Television networks have taken their pledge not to post
results too early so seriously that they even quarantine their election night
forecasters and polling professors who work for them.
“The networks actually do this quarantine room because
they do not want this info to leak out,” said Ken Goldstein, a professor of
politics at the University of San Francisco and a member of ABC’s decision
desk. “That’s to their credit.”
Both Slate and VoteCastr feel they are on solid legal
ground reporting projections early.
“The legal constraints generally have been those on exit
polling, and those were restraints about physical distance and approaching
voters,” said Karl J. Sandstrom, a lawyer for VoteCastr.

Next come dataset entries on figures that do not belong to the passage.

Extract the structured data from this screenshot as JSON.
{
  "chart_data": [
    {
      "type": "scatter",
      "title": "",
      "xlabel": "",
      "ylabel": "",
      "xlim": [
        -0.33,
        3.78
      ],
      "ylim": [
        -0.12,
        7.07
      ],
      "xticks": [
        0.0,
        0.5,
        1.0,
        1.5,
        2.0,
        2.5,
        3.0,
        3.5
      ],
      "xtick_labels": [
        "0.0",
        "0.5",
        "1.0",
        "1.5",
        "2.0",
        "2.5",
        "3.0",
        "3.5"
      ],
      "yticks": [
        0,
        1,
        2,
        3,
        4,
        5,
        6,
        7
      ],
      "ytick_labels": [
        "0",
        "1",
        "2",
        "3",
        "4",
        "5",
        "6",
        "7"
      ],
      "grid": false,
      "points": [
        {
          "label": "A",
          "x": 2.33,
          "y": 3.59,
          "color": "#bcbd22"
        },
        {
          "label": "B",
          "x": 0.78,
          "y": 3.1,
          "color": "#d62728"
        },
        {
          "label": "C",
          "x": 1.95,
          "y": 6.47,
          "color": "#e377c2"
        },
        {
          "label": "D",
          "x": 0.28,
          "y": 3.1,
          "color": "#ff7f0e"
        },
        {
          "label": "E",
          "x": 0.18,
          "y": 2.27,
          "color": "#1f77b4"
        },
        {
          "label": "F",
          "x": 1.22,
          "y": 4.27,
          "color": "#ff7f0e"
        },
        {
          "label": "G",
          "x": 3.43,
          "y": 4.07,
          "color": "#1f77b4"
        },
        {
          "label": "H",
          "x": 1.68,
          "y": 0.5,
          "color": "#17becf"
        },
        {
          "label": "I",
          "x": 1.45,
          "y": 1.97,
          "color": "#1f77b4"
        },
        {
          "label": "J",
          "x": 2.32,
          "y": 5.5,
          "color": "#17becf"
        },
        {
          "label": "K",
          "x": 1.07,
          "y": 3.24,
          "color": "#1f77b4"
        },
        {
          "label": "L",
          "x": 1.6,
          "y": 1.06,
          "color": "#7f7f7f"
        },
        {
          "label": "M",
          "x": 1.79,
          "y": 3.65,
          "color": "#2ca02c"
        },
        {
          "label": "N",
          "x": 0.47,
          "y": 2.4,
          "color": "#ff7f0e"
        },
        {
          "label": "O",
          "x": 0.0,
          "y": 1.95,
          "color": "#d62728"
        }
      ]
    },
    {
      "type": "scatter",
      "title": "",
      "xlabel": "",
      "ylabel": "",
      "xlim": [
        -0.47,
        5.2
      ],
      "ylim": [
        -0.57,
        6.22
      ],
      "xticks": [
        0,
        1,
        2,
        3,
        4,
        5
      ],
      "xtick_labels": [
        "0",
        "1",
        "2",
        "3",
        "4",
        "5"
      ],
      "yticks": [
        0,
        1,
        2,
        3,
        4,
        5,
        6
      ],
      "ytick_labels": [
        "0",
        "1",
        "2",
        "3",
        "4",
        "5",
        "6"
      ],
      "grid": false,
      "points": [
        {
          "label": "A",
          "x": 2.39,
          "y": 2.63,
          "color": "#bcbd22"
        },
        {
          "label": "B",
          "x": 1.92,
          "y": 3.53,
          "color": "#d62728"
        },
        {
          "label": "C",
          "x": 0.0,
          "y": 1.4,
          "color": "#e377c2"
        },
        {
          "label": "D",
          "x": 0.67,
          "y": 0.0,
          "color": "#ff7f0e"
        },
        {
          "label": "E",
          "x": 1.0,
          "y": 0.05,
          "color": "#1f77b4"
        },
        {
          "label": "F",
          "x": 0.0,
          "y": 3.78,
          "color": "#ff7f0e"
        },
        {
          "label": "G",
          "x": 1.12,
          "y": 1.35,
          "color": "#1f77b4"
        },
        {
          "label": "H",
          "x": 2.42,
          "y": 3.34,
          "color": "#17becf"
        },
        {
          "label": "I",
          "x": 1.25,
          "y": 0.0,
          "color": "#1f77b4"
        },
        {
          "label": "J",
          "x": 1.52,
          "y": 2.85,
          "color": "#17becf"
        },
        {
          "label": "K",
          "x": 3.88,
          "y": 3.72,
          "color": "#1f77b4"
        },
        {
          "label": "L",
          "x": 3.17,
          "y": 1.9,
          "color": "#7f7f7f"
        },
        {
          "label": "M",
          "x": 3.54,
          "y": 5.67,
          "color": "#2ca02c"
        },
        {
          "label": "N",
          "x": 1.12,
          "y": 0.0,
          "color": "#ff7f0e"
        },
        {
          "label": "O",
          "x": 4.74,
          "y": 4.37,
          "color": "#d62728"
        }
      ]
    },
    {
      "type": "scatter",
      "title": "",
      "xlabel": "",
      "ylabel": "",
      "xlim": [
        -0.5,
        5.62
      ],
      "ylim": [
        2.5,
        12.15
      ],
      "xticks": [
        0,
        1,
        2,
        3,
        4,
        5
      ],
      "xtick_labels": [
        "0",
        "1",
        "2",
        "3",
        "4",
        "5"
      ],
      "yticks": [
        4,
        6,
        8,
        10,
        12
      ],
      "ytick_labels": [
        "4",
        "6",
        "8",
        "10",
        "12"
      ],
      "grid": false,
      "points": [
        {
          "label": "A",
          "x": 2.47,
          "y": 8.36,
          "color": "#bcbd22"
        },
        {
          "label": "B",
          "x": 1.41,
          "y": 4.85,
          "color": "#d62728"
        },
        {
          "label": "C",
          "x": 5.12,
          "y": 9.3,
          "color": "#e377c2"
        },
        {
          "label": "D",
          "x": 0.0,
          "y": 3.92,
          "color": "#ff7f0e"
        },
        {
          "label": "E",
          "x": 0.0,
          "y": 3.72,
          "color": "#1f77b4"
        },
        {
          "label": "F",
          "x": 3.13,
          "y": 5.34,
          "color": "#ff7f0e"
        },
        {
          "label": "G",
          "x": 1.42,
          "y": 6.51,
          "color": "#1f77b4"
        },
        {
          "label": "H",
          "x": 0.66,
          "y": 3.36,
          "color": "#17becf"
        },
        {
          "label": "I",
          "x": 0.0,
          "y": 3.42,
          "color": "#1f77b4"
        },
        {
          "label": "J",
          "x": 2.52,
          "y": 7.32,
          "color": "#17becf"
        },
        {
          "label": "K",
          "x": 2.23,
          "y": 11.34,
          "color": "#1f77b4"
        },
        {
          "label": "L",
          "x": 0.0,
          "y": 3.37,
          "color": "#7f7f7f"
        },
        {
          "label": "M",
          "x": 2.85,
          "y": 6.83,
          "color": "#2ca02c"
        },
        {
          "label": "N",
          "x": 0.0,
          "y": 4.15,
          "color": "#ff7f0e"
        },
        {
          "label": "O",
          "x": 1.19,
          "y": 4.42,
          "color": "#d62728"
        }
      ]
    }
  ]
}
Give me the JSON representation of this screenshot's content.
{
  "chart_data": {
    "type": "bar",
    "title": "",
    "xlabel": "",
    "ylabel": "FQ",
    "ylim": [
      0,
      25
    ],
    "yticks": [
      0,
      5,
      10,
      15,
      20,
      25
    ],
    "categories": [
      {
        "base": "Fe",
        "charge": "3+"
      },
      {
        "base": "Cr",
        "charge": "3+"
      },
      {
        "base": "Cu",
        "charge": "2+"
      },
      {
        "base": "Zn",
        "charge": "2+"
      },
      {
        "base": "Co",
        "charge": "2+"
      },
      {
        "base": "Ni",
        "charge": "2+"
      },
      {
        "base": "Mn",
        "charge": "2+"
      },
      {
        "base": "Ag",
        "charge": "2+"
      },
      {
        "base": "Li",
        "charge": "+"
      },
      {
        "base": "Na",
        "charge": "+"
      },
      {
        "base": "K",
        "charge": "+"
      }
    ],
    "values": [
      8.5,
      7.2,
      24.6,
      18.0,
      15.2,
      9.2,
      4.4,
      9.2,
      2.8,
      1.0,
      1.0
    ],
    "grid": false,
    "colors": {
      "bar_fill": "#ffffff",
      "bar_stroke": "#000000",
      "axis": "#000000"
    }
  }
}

The group does not feel comfortable making outright calls
of winners, but rather intends to show “ where things stand” throughout the
day. “The appeal is not to out-CNN CNN or declare the election over at 10 a.m.
on Election Day,” Ms. Turner said.
Either way, some say the group could be getting ahead of
the results and threatening how elections should be covered.
“I’m profoundly uncomfortable with characterizing
election results during Election Day,” Mr. Goldstein of ABC said.
But the group, seeing its role as part informer, part
disrupter and part pioneer in the world of election reporting, believes it will
change the Election Day experience forever, even adopting the provocative
terminology used by Senator Ted Cruz of Texas during his presidential bid to
describe the news industry.
Speaking about the networks’ reluctance to share their
information throughout the day, Mr. Smukler has a simple moniker for the
election consortium: “the media cartel.”